Familienpolitik – daraus wird allmählich der innenpolitische Zankapfel. Die Entstehungsgeschichte des „Dritten Familienberichts“ aus der Feder einer unabhängigen Sachverständigenkommission, den die Bundesregierung jetzt gemeinsam mit ihrer Stellungnahme dazu veröffentlicht hat, bestätigt das einmal mehr. So barsch werden nämlich zentrale Aspekte der Familienpolitik verurteilt, daß dem Kabinett gar nichts übrigblieb, als in seiner Erwiderung weit auf Distanz zu gehen von diesem Bericht über „Die Lage der Familien in der Bundesrepublik Deutschland“.

Soviel Pech konnte der Familienminister Bruno Heck nicht haben, der 1968 den ersten Bericht dieser Art vorlegte; er war damit einem Auftrag des Parlaments an die Regierung gefolgt, regelmäßig über die Familienlage der Nation zu berichten. Nur: Zu Zeiten der Großen Koalition lag die Federführung für die Untersuchung wohlweislich beim Minister. Die Sozialwissenschaftler lieferten nur Material. Die Berichtbilanz: ziemlich viel Zufriedenheit mit der Familienpolitik. Weil dem Parlament das nun nicht recht behagte, sollte die Regierung fortan aber eine unabhängige Kommission mit dieser Arbeit betrauen.

Damit war der Konflikt einprogrammiert. Der zweite Familienbericht, in der Reformära begonnen und 1975 von Katharina Focke vorgelegt, hat so viel Wirbel gemacht, daß die Folgen bis heute zu spüren sind. Die Kommission hatte ihre Rolle kritisch verstanden, analysierte soziale Benachteiligungen von Kindern und formulierte Ziele, die nach dem Geschmack der Regierung denn doch über das Annehmbare hinausschössen. Der Kanzler ging auf Distanz zu Frau Focke, die Regierung auf Distanz zum Bericht.
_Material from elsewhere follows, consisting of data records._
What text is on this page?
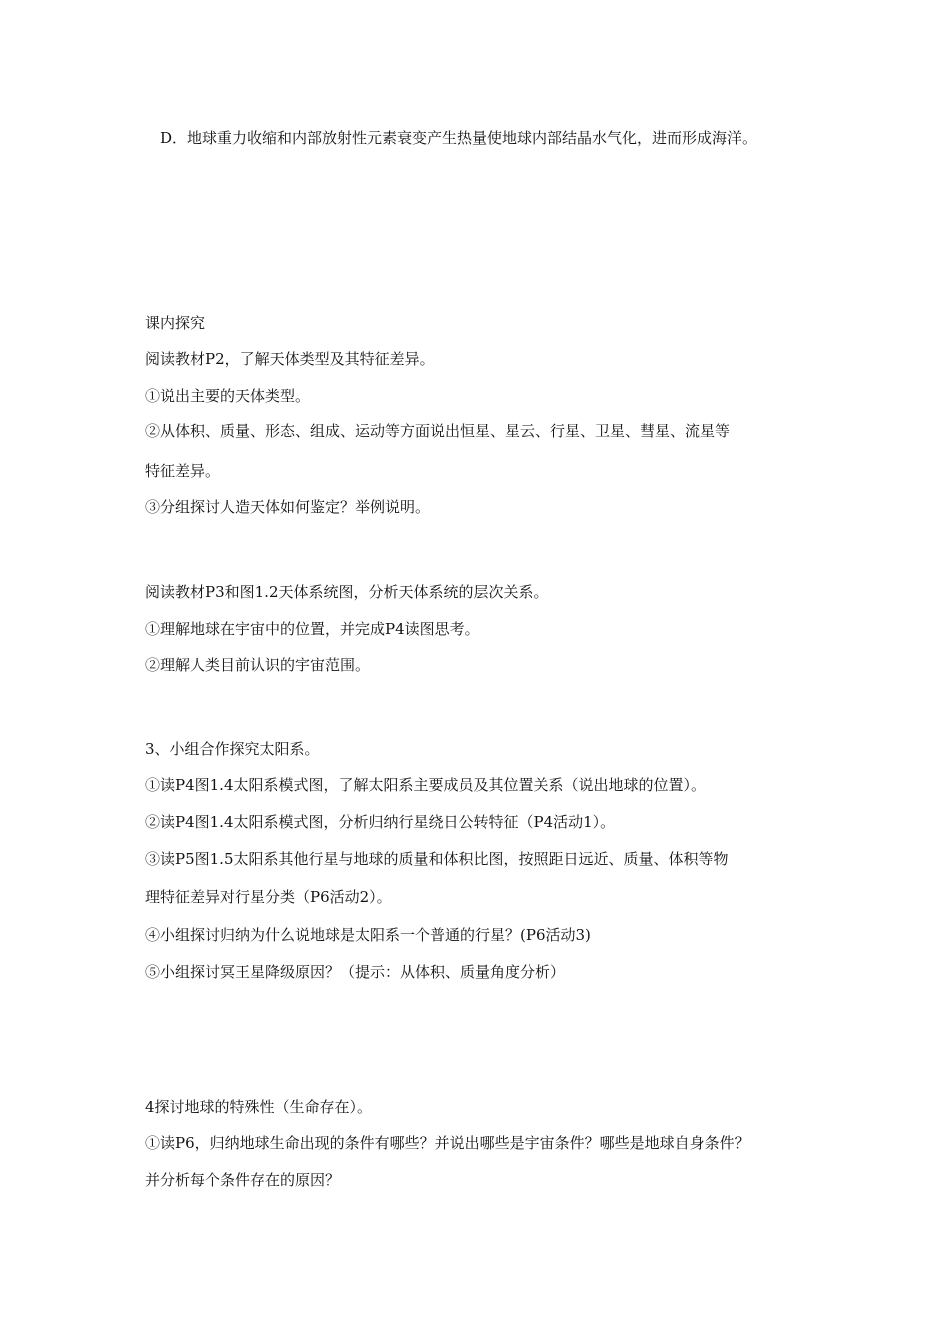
D．地球重力收缩和内部放射性元素衰变产生热量使地球内部结晶水气化，进而形成海洋。
课内探究
阅读教材P2，了解天体类型及其特征差异。
①说出主要的天体类型。
②从体积、质量、形态、组成、运动等方面说出恒星、星云、行星、卫星、彗星、流星等
特征差异。
③分组探讨人造天体如何鉴定？举例说明。
阅读教材P3和图1.2天体系统图，分析天体系统的层次关系。
①理解地球在宇宙中的位置，并完成P4读图思考。
②理解人类目前认识的宇宙范围。
3、小组合作探究太阳系。
①读P4图1.4太阳系模式图，了解太阳系主要成员及其位置关系（说出地球的位置）。
②读P4图1.4太阳系模式图，分析归纳行星绕日公转特征（P4活动1）。
③读P5图1.5太阳系其他行星与地球的质量和体积比图，按照距日远近、质量、体积等物
理特征差异对行星分类（P6活动2）。
④小组探讨归纳为什么说地球是太阳系一个普通的行星？(P6活动3)
⑤小组探讨冥王星降级原因？（提示：从体积、质量角度分析）
4探讨地球的特殊性（生命存在）。
①读P6，归纳地球生命出现的条件有哪些？并说出哪些是宇宙条件？哪些是地球自身条件？
并分析每个条件存在的原因？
Der dritte Familienbericht – eine neue, in der Tendenz konservative Kommission war am Werk – entdeckt jetzt so etwas wie eine Familienfeindlichkeit in der Koalitionspolitik, trauert ein bißchen der guten alten Institution Familie nach und gibt dem eine hochpolitische Wende: Er mahnt bei der Regierung eine „aktive“ Bevölkerungspolitik an, in Sorge um den „Bestand“ der Bevölkerung, um die Renten und das Wachstum. Das Fazit im Bericht der Bundesregierung über die Politik der Bundesregierung: ignorant und passiv. Nun ja, die Kommission ist ja unabhängig.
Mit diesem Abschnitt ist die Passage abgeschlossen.